Sluggish early, UF raises its level of play and avoids a first-round upset by defeating Western Kentucky 69-56.

Looking more than a little haggard, Florida guard Teddy Dupay pulled out the tail of his jersey and blew out a large puff of air as he walked away.

The first round was over.

"Thank God," he said.

In an NCAA Tournament rife with upsets, No. 3 seed Florida overcame an 11-point first-half deficit to beat No. 14 Western Kentucky 69-56 in the South Region's first round Friday at the Superdome.

The Gators (24-6) play No. 11 Temple at 2:20 p.m. Sunday for a spot in the Sweet 16.

"It's survive and advance," UF coach Billy Donovan said. "Western Kentucky showed it was more than capable of beating us, but our guys stuck together and maintained their composure. I hope we can learn from this."

The opening round has been littered with learning opportunities for the Gators in recent years, but it's always the same lesson. Making a school-record third consecutive NCAA appearance, they struggled in the first round for the third consecutive time.

In 1999, Florida rallied from a 13-point first-half deficit against Penn _ its biggest NCAA comeback _ and last season needed a buzzer-beater from Mike Miller to escape Butler.

"It seems like every year we play teams people have never heard of and they come out and play really tough," senior Major Parker said. "The first game is always the toughest."

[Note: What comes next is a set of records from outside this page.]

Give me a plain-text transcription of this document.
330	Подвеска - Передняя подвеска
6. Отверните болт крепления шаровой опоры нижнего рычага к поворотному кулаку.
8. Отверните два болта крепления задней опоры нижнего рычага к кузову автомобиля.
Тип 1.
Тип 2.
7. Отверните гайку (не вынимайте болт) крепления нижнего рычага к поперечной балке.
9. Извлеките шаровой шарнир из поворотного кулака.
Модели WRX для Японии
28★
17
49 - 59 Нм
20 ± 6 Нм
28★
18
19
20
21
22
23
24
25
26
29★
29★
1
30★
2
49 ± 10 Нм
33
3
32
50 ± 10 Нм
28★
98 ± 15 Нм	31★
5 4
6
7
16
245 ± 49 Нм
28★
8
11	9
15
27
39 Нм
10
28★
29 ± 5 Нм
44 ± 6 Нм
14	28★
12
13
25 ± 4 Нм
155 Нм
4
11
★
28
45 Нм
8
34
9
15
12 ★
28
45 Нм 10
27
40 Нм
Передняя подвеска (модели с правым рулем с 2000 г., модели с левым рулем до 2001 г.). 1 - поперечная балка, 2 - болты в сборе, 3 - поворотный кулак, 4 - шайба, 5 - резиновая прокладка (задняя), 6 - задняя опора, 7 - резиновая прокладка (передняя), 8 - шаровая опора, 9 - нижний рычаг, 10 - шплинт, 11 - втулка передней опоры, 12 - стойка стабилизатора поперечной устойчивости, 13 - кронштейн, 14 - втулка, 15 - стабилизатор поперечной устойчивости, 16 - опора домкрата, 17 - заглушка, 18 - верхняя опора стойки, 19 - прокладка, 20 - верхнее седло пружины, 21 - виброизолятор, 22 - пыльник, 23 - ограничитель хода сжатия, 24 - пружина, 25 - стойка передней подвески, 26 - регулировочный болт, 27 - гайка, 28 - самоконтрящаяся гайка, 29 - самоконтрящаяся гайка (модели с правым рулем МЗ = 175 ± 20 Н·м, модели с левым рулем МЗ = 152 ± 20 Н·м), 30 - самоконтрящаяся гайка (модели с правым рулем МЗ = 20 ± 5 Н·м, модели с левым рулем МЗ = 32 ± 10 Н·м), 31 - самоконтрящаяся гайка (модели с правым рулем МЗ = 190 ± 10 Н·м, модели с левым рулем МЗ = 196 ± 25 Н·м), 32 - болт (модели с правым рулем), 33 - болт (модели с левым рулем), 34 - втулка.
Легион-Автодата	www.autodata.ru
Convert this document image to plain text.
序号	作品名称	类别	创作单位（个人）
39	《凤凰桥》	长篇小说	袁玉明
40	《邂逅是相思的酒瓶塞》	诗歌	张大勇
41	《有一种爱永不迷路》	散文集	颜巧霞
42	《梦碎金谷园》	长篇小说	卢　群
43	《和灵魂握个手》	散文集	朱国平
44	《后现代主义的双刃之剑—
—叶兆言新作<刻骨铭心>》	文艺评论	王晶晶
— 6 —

From the start, Western Kentucky (24-7) seemed determined to add Florida to the list of first-round victims. Chris Marcus, the Hilltoppers' 7-1 center, hogged the lane, the spotlight and the statistics: two turnaround jumpers, three rebounds, two blocks, one steal, one foul in the first four minutes.

Anyone else want to play?

The Hilltoppers took a 17-6 lead on back-to-back baskets by Nashon McPherson _ a nifty reverse layup and a mid-range jumper _ when Donovan called timeout to say a few things to his disorganized team.

"Bleep, bleep, bleep, bleep, bleep," center Udonis Haslem said before offering a G-rated translation of Donovan's tirade. "He told us to maintain our focus and not get rattled."

Solid advice.

Sparked by seven points from guard Brett Nelson, the Gators went on a 14-4 run to pull within 21-20 on Haslem's fastbreak basket with 6:09 left. They took their first lead, 26-24, on Haslem's baseline jumper at 1:24 and went to the locker room tied at 26.

The Hilltoppers scored the first six points of the second half, but Florida answered with a 14-0 run that seemed to leave scuff marks on Cinderella's slipper.

"We lost our mental edge," Hilltoppers coach Dennis Felton said. "I think our belief that we were going to win kind of leaked away at that stage of the game."

WKU's seven-game win streak ended.

Haslem, limited by Marcus' inside presence to six points with five turnovers in the first half, finished with 24 points and 11 rebounds with one second-half turnover.

Nelson, who jumped-started UF's runs, scored 12 second-half points to finish with an NCAA Tournament personal-best 19.

"At the start we weren't executing our offense very well," Nelson said. "In the second half we got the game going up and down the floor and started executing better."

After his early dominance, Marcus faded. Facing a double team every time he got the ball down low, he took only two shots in the final 16 minutes of the first half and did not score again until the 10:32 mark of the second half, with WKU trailing 46-40. He led WKU with 14 points and 16 rebounds.

"It seemed like whenever I got the ball they trapped," Marcus said. "I tried to hit the opposite guard, but they swatted the ball away."

Using a matchup zone, Florida held WKU to 17.6 percent from three-point range, 3-for-17. During its seven-game win streak, Western made 44.2 percent of its threes.

"Our team defense was awesome," Dupay said. "The three-point line is the key to tournament play and we took that away. And when they drove in the second half, they ran into a wall."

Last season, UF turned its emotional first-round victory into a title-game run.

"We are relieved, happy and excited about moving on," Donovan said. "We'd like to get to the position we were in last year."